From the Boston Globe:
Dzhokhar Tsarnaev admitted to authorities Sunday that he and his brother were behind the Marathon bombings, according to a senior law enforcement official.
Tsarnaev made his admissions to FBI agents who interviewed him at Beth Israel Deaconess Medical Center, where he is being treated for multiple gunshot wounds. He had not yet been given a Miranda warning.
Tsarnaev’s attorneys are certain to challenge the legal admissibility of those admissions, and other information he gave them, such as claiming that he and his brothers acted alone, and that his brother was radicalized in an extreme form of Islam in part because he opposed US actions in Iraq and Afghanistan.
Is this confession admissible, since there were no Miranda warnings?
The state will argue the national security exception excuses the use of the warnings. The defense will argue that the exception does not apply since there was no evidence that the defendant would be involved or knew about any future acts of terrorism. They will also argue (or at least I would) that a confession in a hospital bed by a defendant recovering from serious injury was inherently coercive and independent of the Miranda issue the confession should still be excluded.

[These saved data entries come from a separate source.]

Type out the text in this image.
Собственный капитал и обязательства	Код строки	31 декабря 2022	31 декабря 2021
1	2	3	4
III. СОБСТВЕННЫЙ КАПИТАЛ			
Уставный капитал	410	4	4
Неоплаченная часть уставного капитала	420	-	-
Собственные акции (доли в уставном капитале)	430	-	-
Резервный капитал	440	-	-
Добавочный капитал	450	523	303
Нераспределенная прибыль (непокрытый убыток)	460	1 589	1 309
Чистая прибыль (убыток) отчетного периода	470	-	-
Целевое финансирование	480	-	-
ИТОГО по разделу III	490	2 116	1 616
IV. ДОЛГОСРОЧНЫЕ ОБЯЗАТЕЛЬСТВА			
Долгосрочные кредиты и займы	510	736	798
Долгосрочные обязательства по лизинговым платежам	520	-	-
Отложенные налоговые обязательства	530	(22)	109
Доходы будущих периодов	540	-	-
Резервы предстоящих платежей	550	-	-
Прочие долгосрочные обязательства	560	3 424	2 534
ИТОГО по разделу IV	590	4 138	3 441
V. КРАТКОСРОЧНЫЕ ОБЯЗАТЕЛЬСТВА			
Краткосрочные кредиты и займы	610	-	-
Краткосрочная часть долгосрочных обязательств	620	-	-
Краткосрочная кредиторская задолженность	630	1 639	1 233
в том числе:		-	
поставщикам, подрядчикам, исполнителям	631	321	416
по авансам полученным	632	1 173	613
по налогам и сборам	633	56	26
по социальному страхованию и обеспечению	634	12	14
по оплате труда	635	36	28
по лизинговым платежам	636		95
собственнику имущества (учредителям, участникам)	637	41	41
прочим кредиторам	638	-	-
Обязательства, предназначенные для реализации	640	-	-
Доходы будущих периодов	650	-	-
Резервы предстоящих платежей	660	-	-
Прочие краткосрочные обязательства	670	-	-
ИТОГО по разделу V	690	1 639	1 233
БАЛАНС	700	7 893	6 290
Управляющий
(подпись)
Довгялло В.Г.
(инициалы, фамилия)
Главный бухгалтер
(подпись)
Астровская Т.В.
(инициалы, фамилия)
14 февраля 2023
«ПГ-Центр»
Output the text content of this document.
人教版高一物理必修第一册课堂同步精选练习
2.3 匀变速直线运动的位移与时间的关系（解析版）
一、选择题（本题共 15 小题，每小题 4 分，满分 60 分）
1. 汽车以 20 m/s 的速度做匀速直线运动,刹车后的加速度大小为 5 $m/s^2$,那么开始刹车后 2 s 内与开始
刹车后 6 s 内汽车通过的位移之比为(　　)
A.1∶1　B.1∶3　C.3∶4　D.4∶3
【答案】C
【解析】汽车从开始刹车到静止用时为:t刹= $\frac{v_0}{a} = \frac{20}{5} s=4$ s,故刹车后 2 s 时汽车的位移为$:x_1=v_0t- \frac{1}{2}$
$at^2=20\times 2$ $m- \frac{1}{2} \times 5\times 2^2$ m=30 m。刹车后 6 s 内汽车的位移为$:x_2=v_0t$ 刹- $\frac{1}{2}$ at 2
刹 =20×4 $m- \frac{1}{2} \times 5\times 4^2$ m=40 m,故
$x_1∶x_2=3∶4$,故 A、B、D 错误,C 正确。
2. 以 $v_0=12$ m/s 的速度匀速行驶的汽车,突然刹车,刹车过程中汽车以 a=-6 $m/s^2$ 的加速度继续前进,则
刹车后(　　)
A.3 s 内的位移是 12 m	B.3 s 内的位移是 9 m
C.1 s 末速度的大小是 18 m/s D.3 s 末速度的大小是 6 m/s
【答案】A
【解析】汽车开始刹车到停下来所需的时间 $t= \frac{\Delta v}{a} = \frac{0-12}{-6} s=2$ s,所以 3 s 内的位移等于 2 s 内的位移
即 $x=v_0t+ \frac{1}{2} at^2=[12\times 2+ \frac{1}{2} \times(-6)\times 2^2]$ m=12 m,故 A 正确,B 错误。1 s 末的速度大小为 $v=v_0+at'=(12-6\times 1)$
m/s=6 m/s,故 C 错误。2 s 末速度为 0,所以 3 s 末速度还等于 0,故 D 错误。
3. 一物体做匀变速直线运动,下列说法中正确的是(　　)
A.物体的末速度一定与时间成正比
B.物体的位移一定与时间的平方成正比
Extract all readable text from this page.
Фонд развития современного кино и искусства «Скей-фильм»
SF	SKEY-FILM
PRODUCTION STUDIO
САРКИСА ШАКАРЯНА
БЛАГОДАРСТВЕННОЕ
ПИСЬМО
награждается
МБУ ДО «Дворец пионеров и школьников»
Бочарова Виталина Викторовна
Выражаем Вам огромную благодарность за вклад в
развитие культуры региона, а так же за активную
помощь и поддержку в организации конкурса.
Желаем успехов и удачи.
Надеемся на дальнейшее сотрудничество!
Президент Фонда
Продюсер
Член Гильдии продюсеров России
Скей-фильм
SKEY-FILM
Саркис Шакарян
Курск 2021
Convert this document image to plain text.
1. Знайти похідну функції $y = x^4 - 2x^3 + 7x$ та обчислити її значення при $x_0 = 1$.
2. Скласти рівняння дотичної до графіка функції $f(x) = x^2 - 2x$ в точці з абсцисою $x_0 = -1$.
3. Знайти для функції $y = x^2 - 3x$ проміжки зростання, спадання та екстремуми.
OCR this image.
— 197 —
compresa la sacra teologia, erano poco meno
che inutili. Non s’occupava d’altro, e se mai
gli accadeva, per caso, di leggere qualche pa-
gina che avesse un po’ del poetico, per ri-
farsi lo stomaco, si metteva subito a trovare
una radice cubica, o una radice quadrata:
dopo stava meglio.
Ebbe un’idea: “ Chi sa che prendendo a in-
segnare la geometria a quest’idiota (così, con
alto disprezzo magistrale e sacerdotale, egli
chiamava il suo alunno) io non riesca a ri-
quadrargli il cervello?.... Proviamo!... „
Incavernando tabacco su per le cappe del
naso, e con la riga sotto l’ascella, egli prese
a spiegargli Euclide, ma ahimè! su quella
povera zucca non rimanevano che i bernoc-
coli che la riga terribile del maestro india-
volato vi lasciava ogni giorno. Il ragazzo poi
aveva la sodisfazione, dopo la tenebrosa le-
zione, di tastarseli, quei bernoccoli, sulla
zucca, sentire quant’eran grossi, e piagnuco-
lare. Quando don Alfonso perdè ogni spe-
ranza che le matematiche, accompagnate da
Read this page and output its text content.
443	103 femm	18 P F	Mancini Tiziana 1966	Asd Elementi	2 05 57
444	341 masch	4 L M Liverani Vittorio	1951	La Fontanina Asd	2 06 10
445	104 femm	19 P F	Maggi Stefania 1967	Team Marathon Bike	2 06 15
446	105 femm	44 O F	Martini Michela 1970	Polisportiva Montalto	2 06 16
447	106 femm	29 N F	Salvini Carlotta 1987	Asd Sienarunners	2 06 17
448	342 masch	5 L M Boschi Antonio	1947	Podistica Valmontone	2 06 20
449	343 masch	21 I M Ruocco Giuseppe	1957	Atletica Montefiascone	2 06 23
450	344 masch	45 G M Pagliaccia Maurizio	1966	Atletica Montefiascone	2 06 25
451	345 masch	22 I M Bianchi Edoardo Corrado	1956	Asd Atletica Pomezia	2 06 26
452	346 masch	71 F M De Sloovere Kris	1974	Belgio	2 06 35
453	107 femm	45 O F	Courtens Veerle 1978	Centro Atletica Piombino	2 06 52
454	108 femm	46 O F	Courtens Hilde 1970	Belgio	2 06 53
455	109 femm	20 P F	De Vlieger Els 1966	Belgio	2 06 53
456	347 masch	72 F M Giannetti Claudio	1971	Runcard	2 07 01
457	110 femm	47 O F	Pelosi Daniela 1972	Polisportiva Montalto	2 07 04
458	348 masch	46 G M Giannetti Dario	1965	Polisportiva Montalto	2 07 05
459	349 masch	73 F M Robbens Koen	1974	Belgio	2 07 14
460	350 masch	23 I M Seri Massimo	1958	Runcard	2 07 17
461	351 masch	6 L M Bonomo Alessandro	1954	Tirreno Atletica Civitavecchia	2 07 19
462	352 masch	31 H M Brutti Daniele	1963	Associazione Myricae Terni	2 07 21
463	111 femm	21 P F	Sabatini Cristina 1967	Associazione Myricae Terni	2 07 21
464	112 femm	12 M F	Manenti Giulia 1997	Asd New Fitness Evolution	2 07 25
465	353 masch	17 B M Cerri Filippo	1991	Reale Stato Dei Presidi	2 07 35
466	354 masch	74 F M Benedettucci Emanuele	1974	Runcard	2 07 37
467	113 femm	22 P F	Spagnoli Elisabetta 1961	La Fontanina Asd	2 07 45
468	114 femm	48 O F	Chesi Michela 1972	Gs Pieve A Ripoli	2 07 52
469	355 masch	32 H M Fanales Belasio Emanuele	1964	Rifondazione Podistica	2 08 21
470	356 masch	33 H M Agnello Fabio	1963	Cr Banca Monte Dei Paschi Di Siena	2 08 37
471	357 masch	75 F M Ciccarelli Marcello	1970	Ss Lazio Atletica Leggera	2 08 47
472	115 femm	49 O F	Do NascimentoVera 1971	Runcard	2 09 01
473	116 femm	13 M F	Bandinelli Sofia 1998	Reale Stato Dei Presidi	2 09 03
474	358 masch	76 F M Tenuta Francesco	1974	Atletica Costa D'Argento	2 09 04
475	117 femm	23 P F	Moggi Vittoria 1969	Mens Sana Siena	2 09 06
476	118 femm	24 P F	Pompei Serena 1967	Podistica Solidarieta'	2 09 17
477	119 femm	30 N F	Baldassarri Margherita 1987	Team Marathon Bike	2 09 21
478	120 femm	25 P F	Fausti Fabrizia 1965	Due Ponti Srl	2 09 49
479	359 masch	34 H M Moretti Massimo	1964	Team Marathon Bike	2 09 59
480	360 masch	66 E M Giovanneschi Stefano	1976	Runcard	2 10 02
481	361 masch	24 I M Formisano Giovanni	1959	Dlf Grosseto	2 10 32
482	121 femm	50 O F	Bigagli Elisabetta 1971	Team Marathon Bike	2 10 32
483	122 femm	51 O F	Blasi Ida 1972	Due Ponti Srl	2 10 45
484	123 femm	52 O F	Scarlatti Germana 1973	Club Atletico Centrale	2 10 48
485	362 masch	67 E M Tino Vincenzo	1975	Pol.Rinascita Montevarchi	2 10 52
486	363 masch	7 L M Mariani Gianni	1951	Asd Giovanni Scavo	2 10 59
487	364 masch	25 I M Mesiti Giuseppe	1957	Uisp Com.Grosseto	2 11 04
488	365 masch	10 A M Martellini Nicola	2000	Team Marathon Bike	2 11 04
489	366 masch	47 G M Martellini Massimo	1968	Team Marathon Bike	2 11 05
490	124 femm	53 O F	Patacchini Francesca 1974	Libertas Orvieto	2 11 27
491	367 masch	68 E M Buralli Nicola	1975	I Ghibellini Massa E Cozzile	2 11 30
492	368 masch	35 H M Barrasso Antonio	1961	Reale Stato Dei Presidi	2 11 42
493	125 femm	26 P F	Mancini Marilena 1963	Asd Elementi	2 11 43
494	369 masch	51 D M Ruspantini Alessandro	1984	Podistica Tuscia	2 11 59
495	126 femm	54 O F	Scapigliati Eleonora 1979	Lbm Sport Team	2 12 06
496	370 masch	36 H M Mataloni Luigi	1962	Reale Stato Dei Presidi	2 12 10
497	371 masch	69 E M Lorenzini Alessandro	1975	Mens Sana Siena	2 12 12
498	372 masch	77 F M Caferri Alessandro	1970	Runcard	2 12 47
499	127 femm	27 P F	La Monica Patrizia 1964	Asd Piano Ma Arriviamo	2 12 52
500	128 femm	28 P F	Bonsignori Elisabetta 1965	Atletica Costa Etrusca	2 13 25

The article says that the Prosecution doesn't need the confession since they have the testimony of the kidnapped victim and other evidence.
I have to say, though, as an ex-prosecutor I would have given him the warnings. I had one case where a man murdered his wife and two year old child - and still confessed after we warned him. I don't think giving him the Miranda warnings would have mattered here - my guess he is going to talk anyway.